I’ve always been a poor sleeper. Only a major concern if you make it one. I mean, hey, if you’re gonna be poor at anything, why not fall short at nen-neh time? It’s better than being just plain poor, or worse, in poor health. There are a whole lot of other poor poors: sport, company, speaker, speller, parent, eater. The list is endless. So maybe the lack of a few zzzzzs is no great loss in the whole scheme of things.
People are always talking about the importance of a regular morning routine; how it sets the tone for your day and hitting the ground running; the value of a hearty breakfast. ’Tis claimed bedtime rituals can also have a serious impact on your success as well as your health. That’s because the very last things you do before retiring impact your mood and energy level the very next day. Which emphasizes how important it is to maintain healthy habits, both physical and mental.
Benjamin Franklin allegedly would ask himself the same question before retiring every night: “What good have I done today?” Since we’ve been taught to honor and learn from historical icons, CR2S bows to Benji’s good sense. Not that he belongs in the same paragraph as Franklin, but we’re told President Obama is a night owl. B.O. reads and writes before hitting the sack, usually around midnight, as he is an avid fan of Comedy Central.
Facebook COO Sheryl Sandberg reluctantly turns off her phone before sleep; although she always makes a last-minute check of her email; which she also rechecks first thing in the morning. Electronic devices being a Millennium thing, all the “i” stuff is of great importance to this generation. Nothing like the old days when a late night phone ringing meant something bad has happened and you dreaded answering it.
Winston Churchill, a *hero to many, had a very simple routine: Every day, rain or shine or German bombs, Sir W had a whiskey soda at exactly 5 p.m. followed by a one-and-a-half-hour nap. Dinner was always at 8 p.m., a cigar, work (and drink) past midnight. [*CR2S has reservations about Allied WWII heroes who professed hatred of the Japanese people.]
Stephen King is more to my liking, for what that’s worth. While his regular routine concludes with brushing of teeth and washing of hands, he questions the purpose of the latter. “Why should anyone wash their hands before going to sleep?” he asks [italics mine]. Worthwhile question. But I find greater intrigue in another King observation: Why should pillows point a certain way? Why is the open side of a pillowcase supposed to point toward the other side of the bed? “I don’t know why,” SK confesses.
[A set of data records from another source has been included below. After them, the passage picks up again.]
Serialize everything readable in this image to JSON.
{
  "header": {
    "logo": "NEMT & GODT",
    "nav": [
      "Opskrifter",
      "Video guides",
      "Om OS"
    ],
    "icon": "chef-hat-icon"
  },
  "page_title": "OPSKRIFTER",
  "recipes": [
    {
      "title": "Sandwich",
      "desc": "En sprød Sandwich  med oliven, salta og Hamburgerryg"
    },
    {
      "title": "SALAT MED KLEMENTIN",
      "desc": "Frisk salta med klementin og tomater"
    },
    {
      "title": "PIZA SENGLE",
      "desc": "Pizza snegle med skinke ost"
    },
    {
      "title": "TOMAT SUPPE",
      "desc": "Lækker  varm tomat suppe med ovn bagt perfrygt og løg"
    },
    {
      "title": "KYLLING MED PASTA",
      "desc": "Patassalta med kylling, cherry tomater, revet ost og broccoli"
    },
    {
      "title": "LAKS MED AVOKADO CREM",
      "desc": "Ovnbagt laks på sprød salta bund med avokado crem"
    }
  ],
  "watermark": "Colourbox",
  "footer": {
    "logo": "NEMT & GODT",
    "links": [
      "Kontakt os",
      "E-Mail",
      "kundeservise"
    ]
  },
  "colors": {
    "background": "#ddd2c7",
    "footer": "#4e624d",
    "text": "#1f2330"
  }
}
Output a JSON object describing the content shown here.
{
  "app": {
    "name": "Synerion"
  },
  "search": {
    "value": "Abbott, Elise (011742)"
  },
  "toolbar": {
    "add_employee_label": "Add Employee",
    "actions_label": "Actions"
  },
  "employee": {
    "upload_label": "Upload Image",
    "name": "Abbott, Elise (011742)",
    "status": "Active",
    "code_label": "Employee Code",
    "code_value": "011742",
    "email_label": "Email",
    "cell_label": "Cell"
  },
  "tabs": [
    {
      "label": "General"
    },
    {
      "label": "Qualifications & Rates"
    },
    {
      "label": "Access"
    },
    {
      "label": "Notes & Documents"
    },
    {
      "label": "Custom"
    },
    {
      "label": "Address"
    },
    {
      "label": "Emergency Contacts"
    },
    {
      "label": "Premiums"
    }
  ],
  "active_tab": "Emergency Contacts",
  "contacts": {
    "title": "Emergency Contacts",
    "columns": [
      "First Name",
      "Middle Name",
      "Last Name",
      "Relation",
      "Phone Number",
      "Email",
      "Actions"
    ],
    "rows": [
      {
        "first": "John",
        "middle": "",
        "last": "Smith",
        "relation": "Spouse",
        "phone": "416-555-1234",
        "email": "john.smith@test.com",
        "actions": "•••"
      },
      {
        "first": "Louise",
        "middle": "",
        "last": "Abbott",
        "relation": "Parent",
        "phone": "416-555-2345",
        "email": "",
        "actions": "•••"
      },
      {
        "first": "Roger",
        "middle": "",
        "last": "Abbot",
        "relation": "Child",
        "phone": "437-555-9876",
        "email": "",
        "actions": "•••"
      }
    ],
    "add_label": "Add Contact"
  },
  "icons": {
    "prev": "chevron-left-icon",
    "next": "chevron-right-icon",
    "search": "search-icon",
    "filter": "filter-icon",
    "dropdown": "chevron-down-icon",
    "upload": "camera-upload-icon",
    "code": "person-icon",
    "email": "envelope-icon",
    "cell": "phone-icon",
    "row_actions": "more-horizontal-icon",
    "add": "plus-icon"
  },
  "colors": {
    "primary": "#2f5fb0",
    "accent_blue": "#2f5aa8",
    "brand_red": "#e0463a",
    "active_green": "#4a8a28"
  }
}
Well, I hesitate to think I know something King doesn’t, but here’s my take on the matter: It simply looks neater when the closed end of the pillowcase faces you when crawling into bed. [Or plural if you have two, like me.] It’s less jarring than looking at the gaping open side, even if tucked. [Go ahead, check for yourself and see if you don’t agree.]
But none of the above addresses the original premise: Why CR2S has such a problem falling asleep (and then remembering ensuing dreams).
Frankly, it’s always been that way. As far back as I can remember. When the sun goes down, anticipation goes up. Creativity, attention, learning, personality, everything just seems to improve. Whether that would put me in President Obama’s night owl category is debatable. I usually do crossword puzzles/sudoku and read until midnight. I’ll watch an occasional Stewart/Colbert doubleheader, but a day later at a more reasonable 7:00 p.m.
Once in a while I used to ask people about their experience with dreams; not as often nowadays as before because the question seemed to make a whole lot of folks uncomfortable; as if I were intruding into a private world. So, “Hey, long time no see. How’s your dreaming lately?” is seldom asked these days.
As far as my dreams are concerned, they are weird, man, no other way to describe. They are vivid and realistic but rarely have any connection to reality or real people. To make matters worse, while I can recall themes and details when going for a bathroom break, they are invariably flushed down my mental toilet by the time it’s time to wake up! And as you know, CR2S doesn’t forget too many things. So why the lapse when it comes to nocturnal meandering? I have no answer.
The majority of my moonraking revolves around being lost — stuck in a strange place without transportation or money — or on a freeway without exit ramps. I have a Ph.D. psychologist (kid) brother, but you know how that scenario works: Show me a Jappo family where an elder ever listens to a younger sibling, let alone asks for an opinion. So this stubbornness means I haven’t solicited professional help in solving my nightly disruptions. I guess I could scribble notes like I do whenever there is an “O” visitation.
= * =
I finally got an aid to improve an auditory shortcoming, one for each ear. But I don’t wear them. Why buy such costly contraptions if you don’t use them? They ain’t cheap, you know. Voila! I just had an inspiration: I’ll stick them in my ears tonight and listen to my dreams!